Indians have all kinds of jobs, working as mechanics at wood-working factories, as teachers or social workers at schools and so on. ‘The only thing that distinguishes us from the white is our culture,’ nodded Terry. The tribe gathers for a special event and everyone wears their colourful feathers every weekend. Thus the dances performed in Estonia are not a part of the Indians’ everyday life but merely a hobby, just like (Estonian) folk dances are for Estonians. ‘That is one way not to drink alcohol or use drugs in the spare time,’ Terry said.

When the journalist tried to explain the Indians that the ordinary Estonian pictures an Indian as a true savage who makes a fire in the evening and goes hunting in the forest, Terry did not at all raise his eyebrows. It is true that there are still some Indians who live like that even today but they are in the absolute minority. Terry named a tribe whose name sounds like the cry of a wild bird and who live in a forest camp all year round.

‘We abandoned that kind of lifestyle since it did not give us the possibilities equal to those of other people to survive and manage,’ said Terry. ‘We had to cope with diseases and famine.’ So that one may love one’s culture but should not become its slave. Culture is no dogma. Terry claimed that the Indians still dwelling in the forests do not at all consider their urbanised kinsmen traitors.
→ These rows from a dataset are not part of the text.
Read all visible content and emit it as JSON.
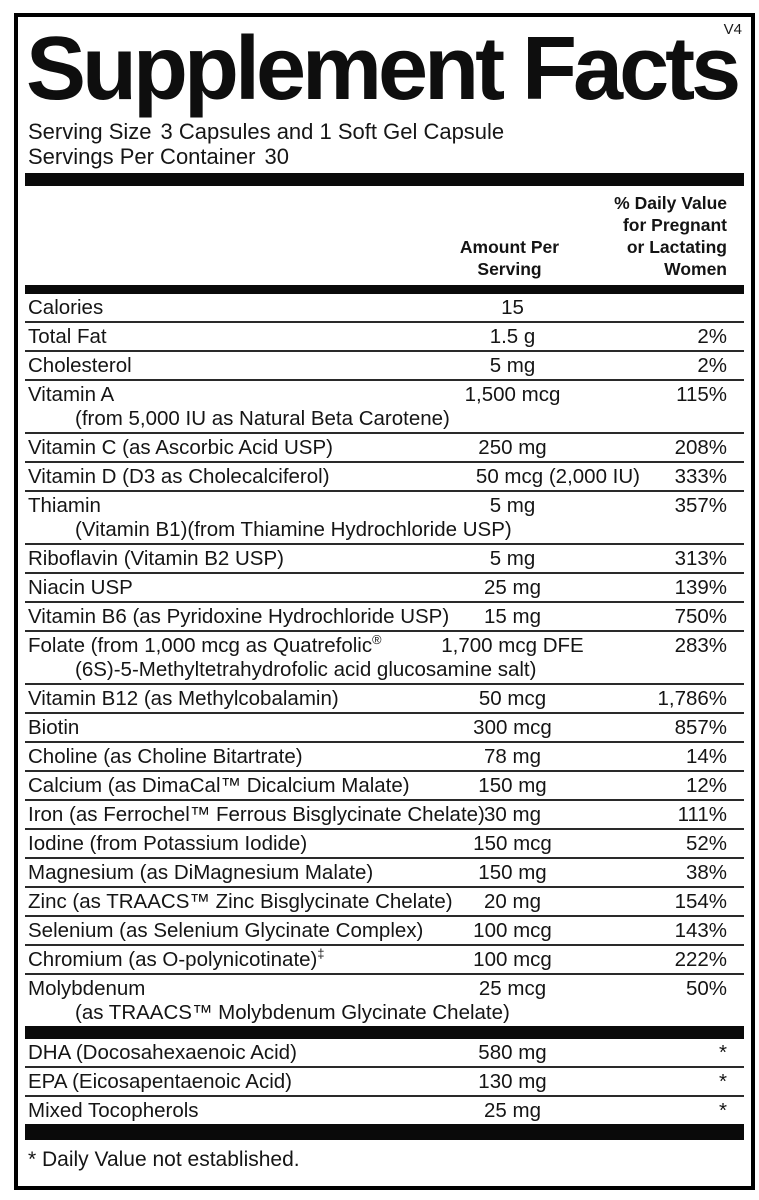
{
  "version_tag": "V4",
  "title": "Supplement Facts",
  "serving": {
    "size_label": "Serving Size",
    "size_value": "3 Capsules and 1 Soft Gel Capsule",
    "container_label": "Servings Per Container",
    "container_value": "30"
  },
  "headers": {
    "amount_lines": [
      "Amount Per",
      "Serving"
    ],
    "dv_lines": [
      "% Daily Value",
      "for Pregnant",
      "or Lactating",
      "Women"
    ]
  },
  "main_rows": [
    {
      "name": "Calories",
      "amount": "15",
      "dv": ""
    },
    {
      "name": "Total Fat",
      "amount": "1.5 g",
      "dv": "2%"
    },
    {
      "name": "Cholesterol",
      "amount": "5 mg",
      "dv": "2%"
    },
    {
      "name": "Vitamin A",
      "sub": "(from 5,000 IU as Natural Beta Carotene)",
      "amount": "1,500 mcg",
      "dv": "115%"
    },
    {
      "name": "Vitamin C (as Ascorbic Acid USP)",
      "amount": "250 mg",
      "dv": "208%"
    },
    {
      "name": "Vitamin D (D3 as Cholecalciferol)",
      "amount": "50 mcg (2,000 IU)",
      "dv": "333%",
      "amount_align": "right"
    },
    {
      "name": "Thiamin",
      "sub": "(Vitamin B1)(from Thiamine Hydrochloride USP)",
      "amount": "5 mg",
      "dv": "357%"
    },
    {
      "name": "Riboflavin (Vitamin B2 USP)",
      "amount": "5 mg",
      "dv": "313%"
    },
    {
      "name": "Niacin USP",
      "amount": "25 mg",
      "dv": "139%"
    },
    {
      "name": "Vitamin B6 (as Pyridoxine Hydrochloride USP)",
      "amount": "15 mg",
      "dv": "750%"
    },
    {
      "name": "Folate (from 1,000 mcg as Quatrefolic®",
      "sub": "(6S)-5-Methyltetrahydrofolic acid glucosamine salt)",
      "amount": "1,700 mcg DFE",
      "dv": "283%"
    },
    {
      "name": "Vitamin B12 (as Methylcobalamin)",
      "amount": "50 mcg",
      "dv": "1,786%"
    },
    {
      "name": "Biotin",
      "amount": "300 mcg",
      "dv": "857%"
    },
    {
      "name": "Choline (as Choline Bitartrate)",
      "amount": "78 mg",
      "dv": "14%"
    },
    {
      "name": "Calcium (as DimaCal™ Dicalcium Malate)",
      "amount": "150 mg",
      "dv": "12%"
    },
    {
      "name": "Iron (as Ferrochel™ Ferrous Bisglycinate Chelate)",
      "amount": "30 mg",
      "dv": "111%"
    },
    {
      "name": "Iodine (from Potassium Iodide)",
      "amount": "150 mcg",
      "dv": "52%"
    },
    {
      "name": "Magnesium (as DiMagnesium Malate)",
      "amount": "150 mg",
      "dv": "38%"
    },
    {
      "name": "Zinc (as TRAACS™ Zinc Bisglycinate Chelate)",
      "amount": "20 mg",
      "dv": "154%"
    },
    {
      "name": "Selenium (as Selenium Glycinate Complex)",
      "amount": "100 mcg",
      "dv": "143%"
    },
    {
      "name": "Chromium (as O-polynicotinate)‡",
      "amount": "100 mcg",
      "dv": "222%"
    },
    {
      "name": "Molybdenum",
      "sub": "(as TRAACS™ Molybdenum Glycinate Chelate)",
      "amount": "25 mcg",
      "dv": "50%"
    }
  ],
  "omega_rows": [
    {
      "name": "DHA (Docosahexaenoic Acid)",
      "amount": "580 mg",
      "dv": "*"
    },
    {
      "name": "EPA (Eicosapentaenoic Acid)",
      "amount": "130 mg",
      "dv": "*"
    },
    {
      "name": "Mixed Tocopherols",
      "amount": "25 mg",
      "dv": "*"
    }
  ],
  "footnote": "* Daily Value not established.",
  "colors": {
    "ink": "#111111",
    "bar": "#0a0a0a",
    "background": "#ffffff"
  }
}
In the ancient times it would not have been possible for an Indian to get on an airplane and to fly, for example, to Estonia. The money for the trip of Terry’s group was allocated by the Prince Albert region First Nations Government Chief – there are special funds for the Indians’ culture exchange visits to foreign countries. The Estonian side did not pay the Indians any fees.
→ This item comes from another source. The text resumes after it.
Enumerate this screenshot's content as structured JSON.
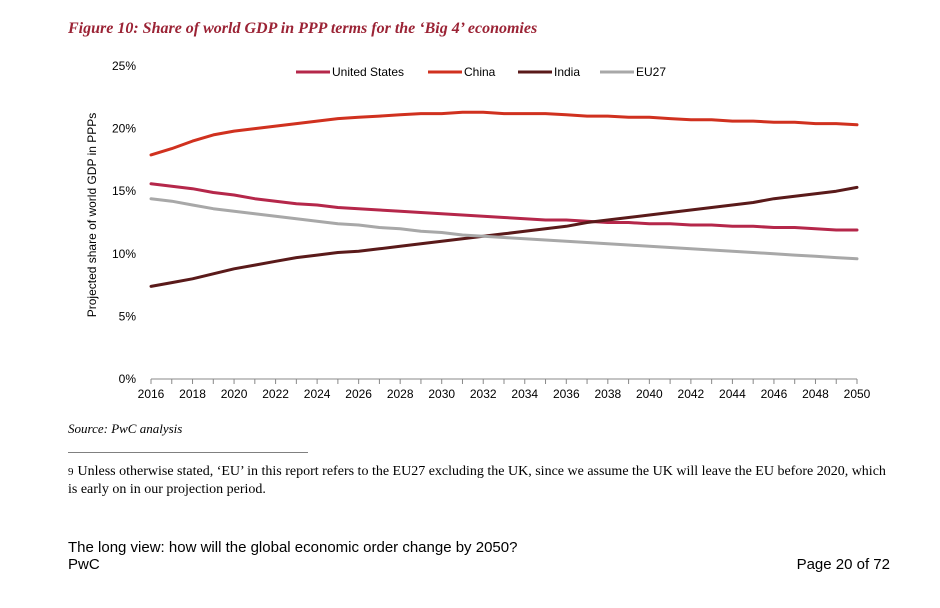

The Indians who have toured Estonia for more than a week were most amazed at the fact that our language is so viable and strong that the majority of a people so small speak their own language only. Many Estonians were unable to communicate with the Indians in English.
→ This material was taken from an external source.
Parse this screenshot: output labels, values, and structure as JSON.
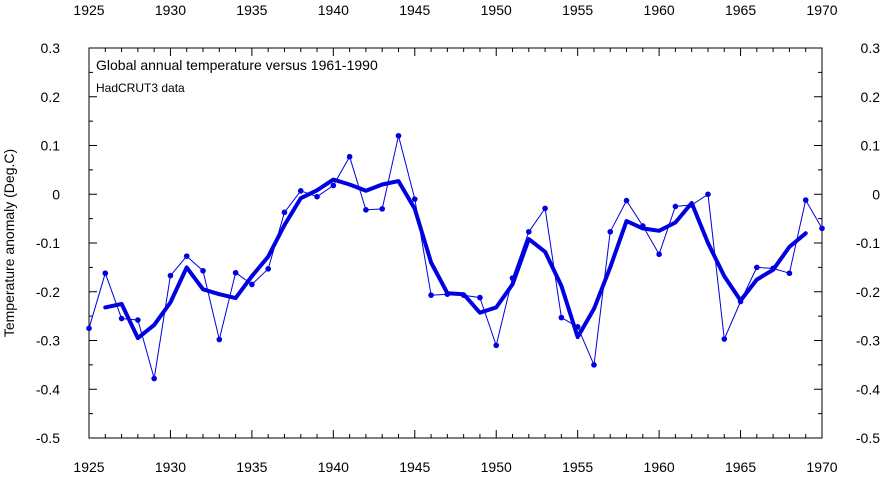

Indians have not been able to keep their language that well and their homes have become bilingual. Children do not want to communicate with their parents in their own language since they have to speak mostly English at school.

‘We might well be the last generation speaking Cree,’ Terry added sadly. ‘We are a changing people whose only serious problem is our fading national language. That is also our greatest concern.’

During their visit, the Indians had to admit that Estonians are very beautiful creatures. Terry found it nice that people here still believe in nature like the Indians. At least so it seemed to him. He has heard that Estonians gave offerings to the forces of nature before Christianity became dominant in Estonia. ‘This is our greatest similarity,’ he deemed, ‘for we still do so. We do not have a god of our own but we are not Christians. We believe that there is one God, the God of all. Above all, we believe in our culture.’ At whiles, an Indian goes into the forest by oneself and just prays there.

Indians are not rich

The domestic life is much like that of the Americans. Wives have jobs and husbands help them with housework. Both parents are responsible for the raising of children but often grandmothers look after the children too. There are five children in an average Indian family.

‘We would not like to admit it but even our women have abortions and are unfaithful to their husbands,’ said Terry. ‘Divorces also occur. But it is not a part of our culture.’

Indians usually marry at about twenty. Nothing much remains of the old customs of stealing or buying the bride by today but the custom that the youth has to ask for the permission of the father of the maiden for further dating after the first meeting can be considered the last remain of these traditions.

As a rule, Indians are not rich, rather the opposite. Many of them depend on the social security system and social benefits. ‘I do not know what you mean by rich,’ shrugged Terry. ‘We are not rich in the classical sense. But we can manage. Every family has a car and most of what one needs at home. There are businessmen only among our leaders.’

When asked whether the Indians were happy, Terry considered the matter for some time and replied: ‘Yes, I am happy. But many of us are unhappy. Thinking it over, even about half of us might be unhappy.’